Exploits and Known Issues

Hey, I have faced something similar of a problem before, and it's a known php script vulnerability. My quick fix before don't seem to work for all situations so Im going to present it here in case someone else has a better solution.

The exploit is a the r57shell.php file installed on the server replacing your index.php file or other files. It is also sometimes named differently but the exploit is still the same. Once it is installed, if someone browses through an infected site. The visitor is automatically is infected by a trojan for windows machine.

So do you guys have any ideas in preventing this known issue once and for all?

The only way for this to happen is by having write permissions in the server. This can be done either by a script that writes and has some bug, or by an XSS vurnerability.

In most cases this type of hacking happens to the whole server. One quick solution is to chown all the files to the root user. This way even if there is the vurnerability there is no way to write the index.php or other file in the server.

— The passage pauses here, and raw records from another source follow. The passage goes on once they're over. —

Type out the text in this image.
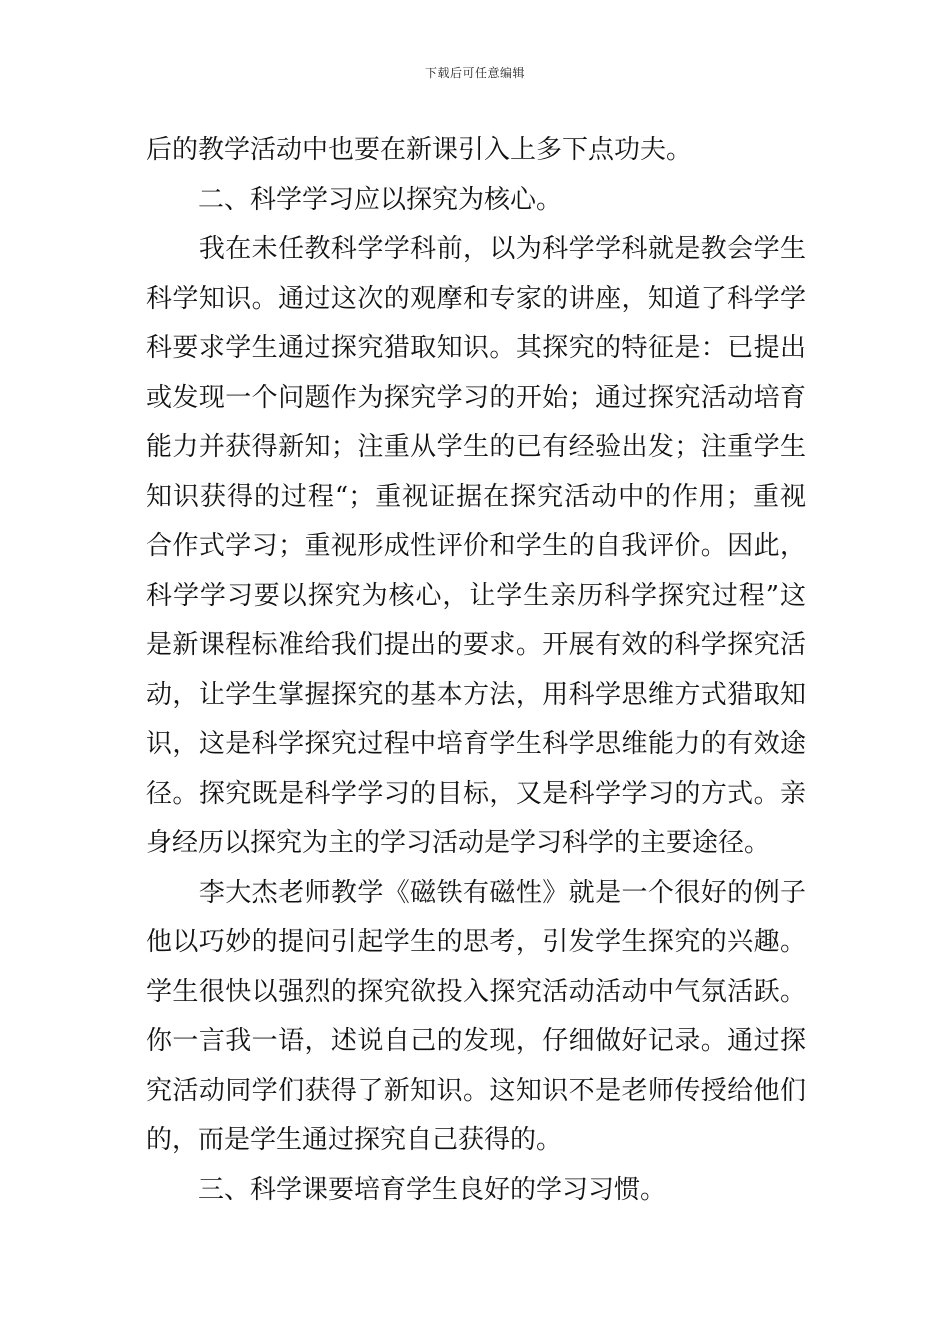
下载后可任意编辑
后的教学活动中也要在新课引入上多下点功夫。
　　二、科学学习应以探究为核心。
　　我在未任教科学学科前，以为科学学科就是教会学生
科学知识。通过这次的观摩和专家的讲座，知道了科学学
科要求学生通过探究猎取知识。其探究的特征是：已提出
或发现一个问题作为探究学习的开始；通过探究活动培育
能力并获得新知；注重从学生的已有经验出发；注重学生
知识获得的过程“；重视证据在探究活动中的作用；重视
合作式学习；重视形成性评价和学生的自我评价。因此，
科学学习要以探究为核心，让学生亲历科学探究过程”这
是新课程标准给我们提出的要求。开展有效的科学探究活
动，让学生掌握探究的基本方法，用科学思维方式猎取知
识，这是科学探究过程中培育学生科学思维能力的有效途
径。探究既是科学学习的目标，又是科学学习的方式。亲
身经历以探究为主的学习活动是学习科学的主要途径。
　　李大杰老师教学《磁铁有磁性》就是一个很好的例子
他以巧妙的提问引起学生的思考，引发学生探究的兴趣。
学生很快以强烈的探究欲投入探究活动活动中气氛活跃。
你一言我一语，述说自己的发现，仔细做好记录。通过探
究活动同学们获得了新知识。这知识不是老师传授给他们
的，而是学生通过探究自己获得的。
　　三、科学课要培育学生良好的学习习惯。
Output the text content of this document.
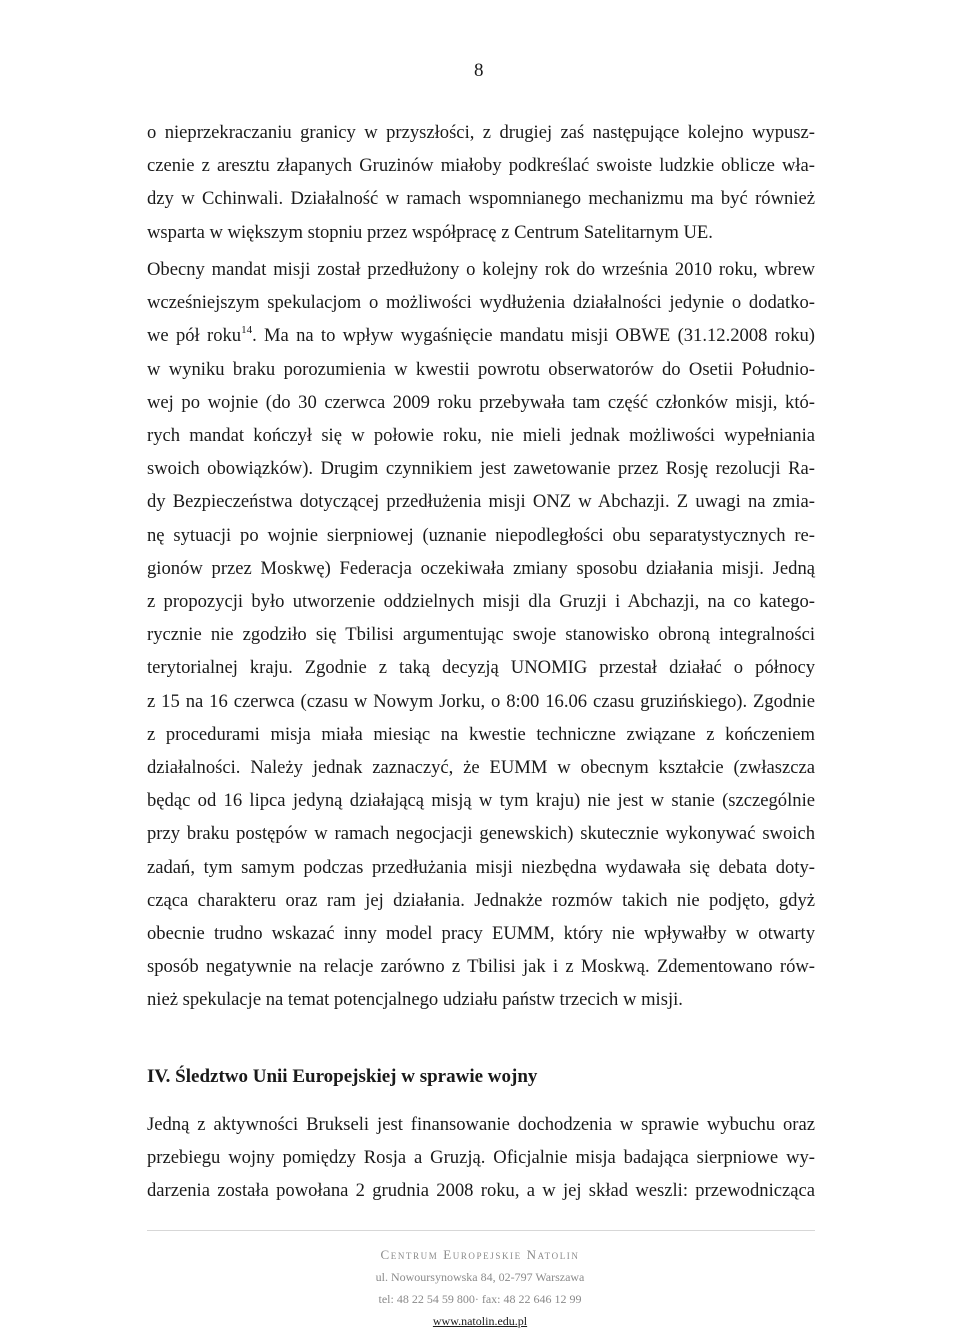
8
o nieprzekraczaniu granicy w przyszłości, z drugiej zaś następujące kolejno wypusz-
czenie z aresztu złapanych Gruzinów miałoby podkreślać swoiste ludzkie oblicze wła-
dzy w Cchinwali. Działalność w ramach wspomnianego mechanizmu ma być również
wsparta w większym stopniu przez współpracę z Centrum Satelitarnym UE.
Obecny mandat misji został przedłużony o kolejny rok do września 2010 roku, wbrew
wcześniejszym spekulacjom o możliwości wydłużenia działalności jedynie o dodatko-
we pół roku$^{14}$. Ma na to wpływ wygaśnięcie mandatu misji OBWE (31.12.2008 roku)
w wyniku braku porozumienia w kwestii powrotu obserwatorów do Osetii Południo-
wej po wojnie (do 30 czerwca 2009 roku przebywała tam część członków misji, któ-
rych mandat kończył się w połowie roku, nie mieli jednak możliwości wypełniania
swoich obowiązków). Drugim czynnikiem jest zawetowanie przez Rosję rezolucji Ra-
dy Bezpieczeństwa dotyczącej przedłużenia misji ONZ w Abchazji. Z uwagi na zmia-
nę sytuacji po wojnie sierpniowej (uznanie niepodległości obu separatystycznych re-
gionów przez Moskwę) Federacja oczekiwała zmiany sposobu działania misji. Jedną
z propozycji było utworzenie oddzielnych misji dla Gruzji i Abchazji, na co katego-
rycznie nie zgodziło się Tbilisi argumentując swoje stanowisko obroną integralności
terytorialnej kraju. Zgodnie z taką decyzją UNOMIG przestał działać o północy
z 15 na 16 czerwca (czasu w Nowym Jorku, o 8:00 16.06 czasu gruzińskiego). Zgodnie
z procedurami misja miała miesiąc na kwestie techniczne związane z kończeniem
działalności. Należy jednak zaznaczyć, że EUMM w obecnym kształcie (zwłaszcza
będąc od 16 lipca jedyną działającą misją w tym kraju) nie jest w stanie (szczególnie
przy braku postępów w ramach negocjacji genewskich) skutecznie wykonywać swoich
zadań, tym samym podczas przedłużania misji niezbędna wydawała się debata doty-
cząca charakteru oraz ram jej działania. Jednakże rozmów takich nie podjęto, gdyż
obecnie trudno wskazać inny model pracy EUMM, który nie wpływałby w otwarty
sposób negatywnie na relacje zarówno z Tbilisi jak i z Moskwą. Zdementowano rów-
nież spekulacje na temat potencjalnego udziału państw trzecich w misji.
IV. Śledztwo Unii Europejskiej w sprawie wojny
Jedną z aktywności Brukseli jest finansowanie dochodzenia w sprawie wybuchu oraz
przebiegu wojny pomiędzy Rosja a Gruzją. Oficjalnie misja badająca sierpniowe wy-
darzenia została powołana 2 grudnia 2008 roku, a w jej skład weszli: przewodnicząca
Centrum Europejskie Natolin
ul. Nowoursynowska 84, 02-797 Warszawa
tel: 48 22 54 59 800· fax: 48 22 646 12 99
www.natolin.edu.pl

In any way you should contact your hosting company as this is probably their problem

Would changing the index address other than the index for example via htaccess could at least stop this kind of attempt affect the operation of the site? At least if a server wide attack is made and all files affected are index files, at least your htaccess calls a different named index for your site.

Although it isn't a complete fix to the real problem, at least for the continued operation of a site...

You don't need to do that. After all this will make your work harder when you are about to install open source software in your sites (where index.php will be always there...)

By changing ownership to root you will be ok

Thanks for the tip Nik, I'' look into that pretty soon, I've been bugged about this since last year, although I had a quick fix, some other hosts do have a different way of handling scripts.